By: Svetlana Soloveva

An increased population of international students benefits the country, Humber advisors say.

Influential Liberal advisers who want Canadian population to triple by 2100, are encouraging an increase in the number of international students, Global News reports.

The advisers are going to focus on top business talent and international students.

Internalization is the right move because it benefits Canadian culture, says the associate director at the International Centre at Humber.

“International students bring diversity to campus life and enhance the student experience for domestic students,” says Alexander Prokopenko.

Writing Centre coordinator at Humber says there are also economical benefits of the increase in foreign students.

“Let’s say that students who study here are from Malaysia,” says Franc Jamieson. “They do a program at Humber and have a good experience. And they go back to Malaysia for some starting position. At some point, several competitors are trying to get a contract with the Malaysian government towards the Malaysian company. One company from Canada, one from the States and one from Australia. The former Humber student in position of power remembers the experience in Canada and chooses Canadian business.

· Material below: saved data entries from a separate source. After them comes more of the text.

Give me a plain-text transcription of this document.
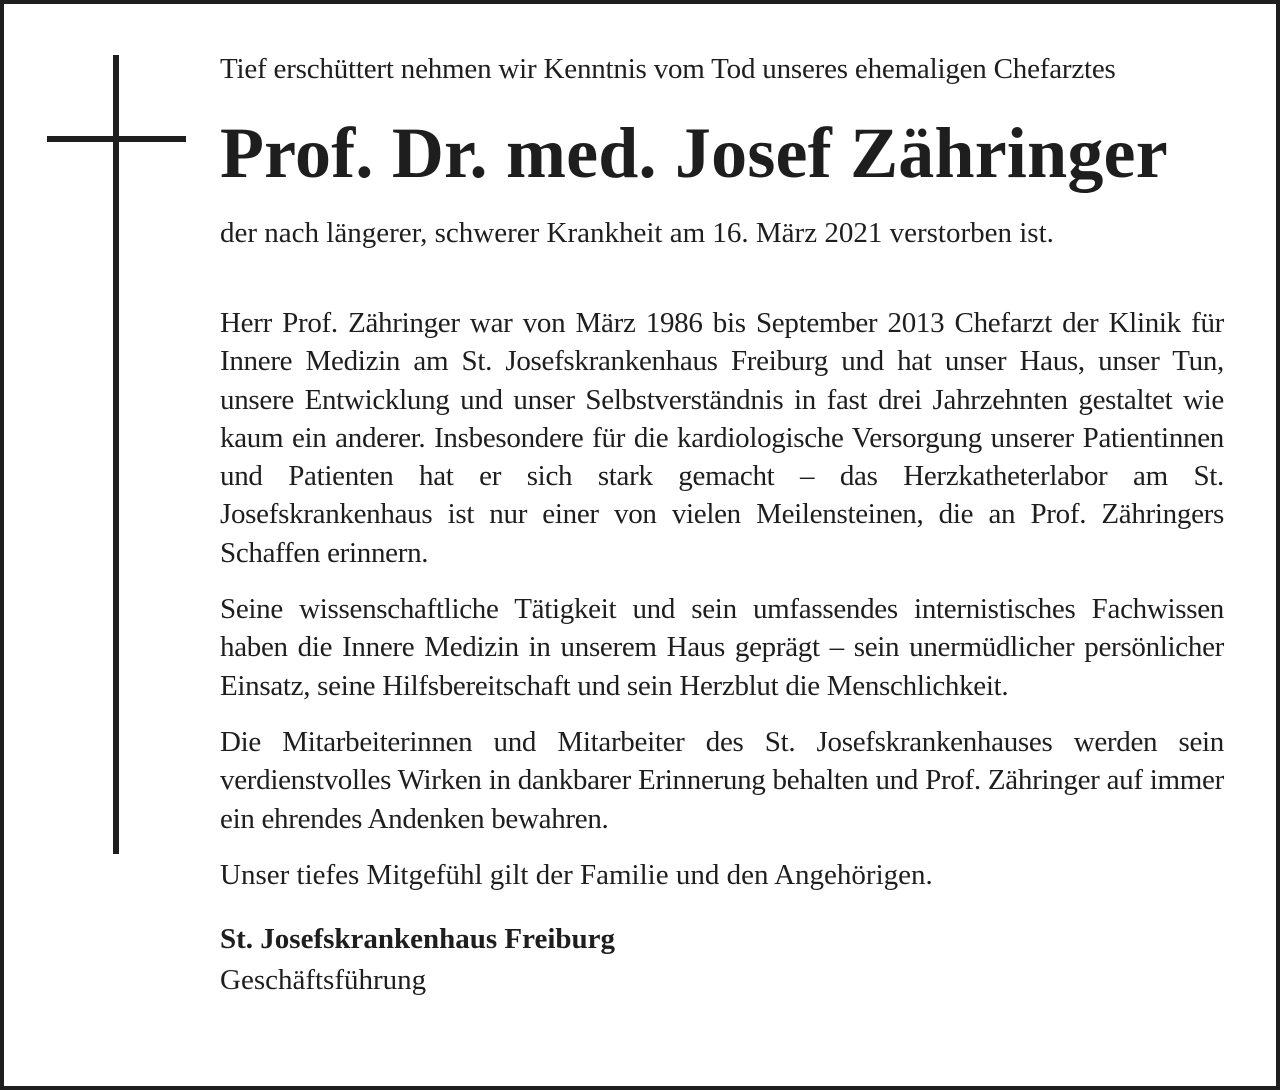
Tief erschüttert nehmen wir Kenntnis vom Tod unseres ehemaligen Chefarztes

Prof. Dr. med. Josef Zähringer

der nach längerer, schwerer Krankheit am 16. März 2021 verstorben ist.

Herr Prof. Zähringer war von März 1986 bis September 2013 Chefarzt der Klinik für Innere Medizin am St. Josefskrankenhaus Freiburg und hat unser Haus, unser Tun, unsere Entwicklung und unser Selbstverständnis in fast drei Jahrzehnten gestaltet wie kaum ein anderer. Insbesondere für die kardiologische Versorgung unserer Patientinnen und Patienten hat er sich stark gemacht – das Herzkatheterlabor am St. Josefskrankenhaus ist nur einer von vielen Meilensteinen, die an Prof. Zähringers Schaffen erinnern.

Seine wissenschaftliche Tätigkeit und sein umfassendes internistisches Fachwissen haben die Innere Medizin in unserem Haus geprägt – sein unermüdlicher persönlicher Einsatz, seine Hilfsbereitschaft und sein Herzblut die Menschlichkeit.

Die Mitarbeiterinnen und Mitarbeiter des St. Josefskrankenhauses werden sein verdienstvolles Wirken in dankbarer Erinnerung behalten und Prof. Zähringer auf immer ein ehrendes Andenken bewahren.

Unser tiefes Mitgefühl gilt der Familie und den Angehörigen.

St. Josefskrankenhaus Freiburg

Geschäftsführung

University of Waterloo student Anita Chen says she chose Canada because it is a very advanced country.

“I really appreciate the educational system in Canada,” says Chen. “We have the choice and freedom to switch our major, etcetera. That is definitely a shining point.”

The numbers of international students at Humber are up 30 percent this year over 2015.

About 3,400 international students are enrolled at Humber in the 2014-2015 academic year.  The students come from over one thousand countries, including Japan, China, Russia, Ukraine and Jamaica.

International Centre annual report

The growth in international students from year to year does present challenges, according to an international student advisor at Humber, Laurie Bradford.

“It is very busy for us particularly during the first couple of months of start up because international students have more needs than domestic students,” she says. “Everything is new for them. How do I open a bank account? How do I take the bus here? They have lots of challenges to overcome and adopt.”

However, Bradford says helping students is the best part of her job.

“I think everybody does this because they love their job. So it’s not difficult when we get busy. We are just busy, not anymore,” she says.

The International Centre provides quality services and support programs, including on-campus orientations, The Passport to Success, monthly events, tips and workshops.